Esa noche todo empezó como en una película. Mi marido y yo habíamos recibido una invitación a cenar de un amigo suyo y su esposa. Me llevó mucho tiempo elegir el vestido; quería verme digna y elegante. La velada prometía ser agradable: risas, conversaciones amenas, comida deliciosa, velas y copas de champán.
Pero un movimiento torpe lo cambió todo. Durante la cena, se me cayó un trozo de carne encima del vestido. Parecía una tontería, pero la expresión de mi marido cambió al instante: de alegre a seria.
Conocía esa mirada. A menudo reaccionaba así, y tras esos pequeños incidentes, siempre seguían las discusiones. Aguanté su carácter por amor, pero en mi interior siempre estuvo presente la idea del divorcio.
Y entonces, justo delante de los invitados, se volvió hacia todos y dijo con una sonrisa gélida:

—Perdona a mi vaca. No sabe comportarse en público. ¡Deja de comer! Ya estás bastante gorda.
Un silencio sepulcral inundó la habitación. Su amigo y su esposa se quedaron paralizados, incrédulos ante lo que oían. Sentí una oleada de dolor en el pecho, pero en vez de llorar, me limité a esbozar una sonrisa forzada.
—¿Qué estás haciendo? —interrumpió su amigo—. ¡Tu esposa tiene una figura preciosa!
—¿Y qué? ¿Acaso ya no se puede decir la verdad? —Mi marido se recostó en su silla—. Ha vuelto a engordar. ¡Es una vergüenza que nos vean con ella en la calle!
—Es preciosa —insistió su amigo.
—¿Guapísima? —rió mi marido—. ¿La has visto sin maquillaje? ¡Horrible! Por la mañana me despierto y pienso: ¿por qué me casé con ella?
En ese momento algo dentro de mí se rompió. Me excusé y fui al baño.
—¡Anda, llora, cálmate, tonta! —me gritó.

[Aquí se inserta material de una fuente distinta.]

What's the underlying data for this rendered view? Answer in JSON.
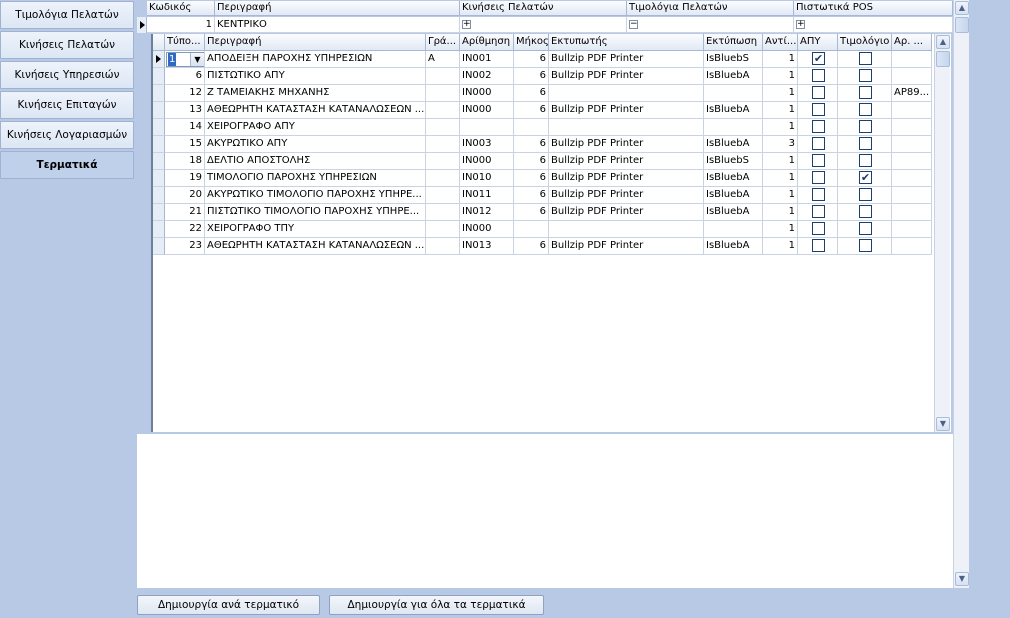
{
  "nav": {
    "items": [
      {
        "label": "Τιμολόγια Πελατών"
      },
      {
        "label": "Κινήσεις Πελατών"
      },
      {
        "label": "Κινήσεις Υπηρεσιών"
      },
      {
        "label": "Κινήσεις Επιταγών"
      },
      {
        "label": "Κινήσεις Λογαριασμών"
      },
      {
        "label": "Τερματικά"
      }
    ],
    "active_index": 5
  },
  "master": {
    "columns": [
      "Κωδικός",
      "Περιγραφή",
      "Κινήσεις Πελατών",
      "Τιμολόγια Πελατών",
      "Πιστωτικά POS"
    ],
    "row": {
      "code": "1",
      "description": "ΚΕΝΤΡΙΚΟ",
      "expanders": [
        "+",
        "−",
        "+"
      ]
    }
  },
  "detail": {
    "columns": [
      "Τύπο...",
      "Περιγραφή",
      "Γρά...",
      "Αρίθμηση",
      "Μήκος",
      "Εκτυπωτής",
      "Εκτύπωση",
      "Αντί...",
      "ΑΠΥ",
      "Τιμολόγιο",
      "Αρ. ..."
    ],
    "rows": [
      {
        "type": "1",
        "description": "ΑΠΟΔΕΙΞΗ ΠΑΡΟΧΗΣ ΥΠΗΡΕΣΙΩΝ",
        "letter": "A",
        "numbering": "IN001",
        "length": "6",
        "printer": "Bullzip PDF Printer",
        "print": "IsBluebS",
        "copies": "1",
        "apy": true,
        "invoice": false,
        "ar": ""
      },
      {
        "type": "6",
        "description": "ΠΙΣΤΩΤΙΚΟ ΑΠΥ",
        "letter": "",
        "numbering": "IN002",
        "length": "6",
        "printer": "Bullzip PDF Printer",
        "print": "IsBluebA",
        "copies": "1",
        "apy": false,
        "invoice": false,
        "ar": ""
      },
      {
        "type": "12",
        "description": "Ζ ΤΑΜΕΙΑΚΗΣ ΜΗΧΑΝΗΣ",
        "letter": "",
        "numbering": "IN000",
        "length": "6",
        "printer": "",
        "print": "",
        "copies": "1",
        "apy": false,
        "invoice": false,
        "ar": "AP89..."
      },
      {
        "type": "13",
        "description": "ΑΘΕΩΡΗΤΗ ΚΑΤΑΣΤΑΣΗ ΚΑΤΑΝΑΛΩΣΕΩΝ ...",
        "letter": "",
        "numbering": "IN000",
        "length": "6",
        "printer": "Bullzip PDF Printer",
        "print": "IsBluebA",
        "copies": "1",
        "apy": false,
        "invoice": false,
        "ar": ""
      },
      {
        "type": "14",
        "description": "ΧΕΙΡΟΓΡΑΦΟ ΑΠΥ",
        "letter": "",
        "numbering": "",
        "length": "",
        "printer": "",
        "print": "",
        "copies": "1",
        "apy": false,
        "invoice": false,
        "ar": ""
      },
      {
        "type": "15",
        "description": "ΑΚΥΡΩΤΙΚΟ ΑΠΥ",
        "letter": "",
        "numbering": "IN003",
        "length": "6",
        "printer": "Bullzip PDF Printer",
        "print": "IsBluebA",
        "copies": "3",
        "apy": false,
        "invoice": false,
        "ar": ""
      },
      {
        "type": "18",
        "description": "ΔΕΛΤΙΟ ΑΠΟΣΤΟΛΗΣ",
        "letter": "",
        "numbering": "IN000",
        "length": "6",
        "printer": "Bullzip PDF Printer",
        "print": "IsBluebS",
        "copies": "1",
        "apy": false,
        "invoice": false,
        "ar": ""
      },
      {
        "type": "19",
        "description": "ΤΙΜΟΛΟΓΙΟ ΠΑΡΟΧΗΣ ΥΠΗΡΕΣΙΩΝ",
        "letter": "",
        "numbering": "IN010",
        "length": "6",
        "printer": "Bullzip PDF Printer",
        "print": "IsBluebA",
        "copies": "1",
        "apy": false,
        "invoice": true,
        "ar": ""
      },
      {
        "type": "20",
        "description": "ΑΚΥΡΩΤΙΚΟ ΤΙΜΟΛΟΓΙΟ ΠΑΡΟΧΗΣ ΥΠΗΡΕ...",
        "letter": "",
        "numbering": "IN011",
        "length": "6",
        "printer": "Bullzip PDF Printer",
        "print": "IsBluebA",
        "copies": "1",
        "apy": false,
        "invoice": false,
        "ar": ""
      },
      {
        "type": "21",
        "description": "ΠΙΣΤΩΤΙΚΟ ΤΙΜΟΛΟΓΙΟ ΠΑΡΟΧΗΣ ΥΠΗΡΕ...",
        "letter": "",
        "numbering": "IN012",
        "length": "6",
        "printer": "Bullzip PDF Printer",
        "print": "IsBluebA",
        "copies": "1",
        "apy": false,
        "invoice": false,
        "ar": ""
      },
      {
        "type": "22",
        "description": "ΧΕΙΡΟΓΡΑΦΟ ΤΠΥ",
        "letter": "",
        "numbering": "IN000",
        "length": "",
        "printer": "",
        "print": "",
        "copies": "1",
        "apy": false,
        "invoice": false,
        "ar": ""
      },
      {
        "type": "23",
        "description": "ΑΘΕΩΡΗΤΗ ΚΑΤΑΣΤΑΣΗ ΚΑΤΑΝΑΛΩΣΕΩΝ ...",
        "letter": "",
        "numbering": "IN013",
        "length": "6",
        "printer": "Bullzip PDF Printer",
        "print": "IsBluebA",
        "copies": "1",
        "apy": false,
        "invoice": false,
        "ar": ""
      }
    ]
  },
  "buttons": {
    "create_per_terminal": "Δημιουργία ανά τερματικό",
    "create_all_terminals": "Δημιουργία για όλα τα τερματικά"
  },
  "icons": {
    "row_pointer": "row-pointer-icon",
    "dropdown": "chevron-down-icon",
    "scroll_up": "chevron-up-icon",
    "scroll_down": "chevron-down-icon",
    "check": "checkmark-icon"
  },
  "colors": {
    "background": "#b7c9e4",
    "selection": "#316ac5"
  }
}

En el baño, a solas, me permití llorar desconsoladamente. Pero junto con las lágrimas llegó una decisión: jamás volvería a permitir que pisoteara mi dignidad. Era hora de vengarme… Continuará en el primer comentario.
Regresé a la sala de estar. Me senté a la mesa, me quité con calma el anillo de bodas y lo coloqué frente a mi esposo.
—¿Qué significa esto? —preguntó frunciendo el ceño.
— Estoy solicitando el divorcio.
Él se burló:
— ¡Ja! ¿Quién te querría así? Nadie te amará jamás.
—Ya veremos —respondí con calma—. Mañana harás las maletas y te irás. De mi apartamento. Al fin y al cabo, estoy tan gorda que ya no quepo ahí. Ah, y el coche, que está a mi nombre, lo dejarás en el garaje. Y ten por seguro que mi hermano lo sabrá todo. Ya sabes lo mucho que te «quiere».
—No harás esto…

—Ya verás.
Me levanté, cogí el bolso y me dirigí a la puerta. Detrás de mí oí la voz de su amigo, baja pero clara:
— ¡Te lo mereces, cabrón!
Salí de casa y, por primera vez en mucho tiempo, me sentí libre.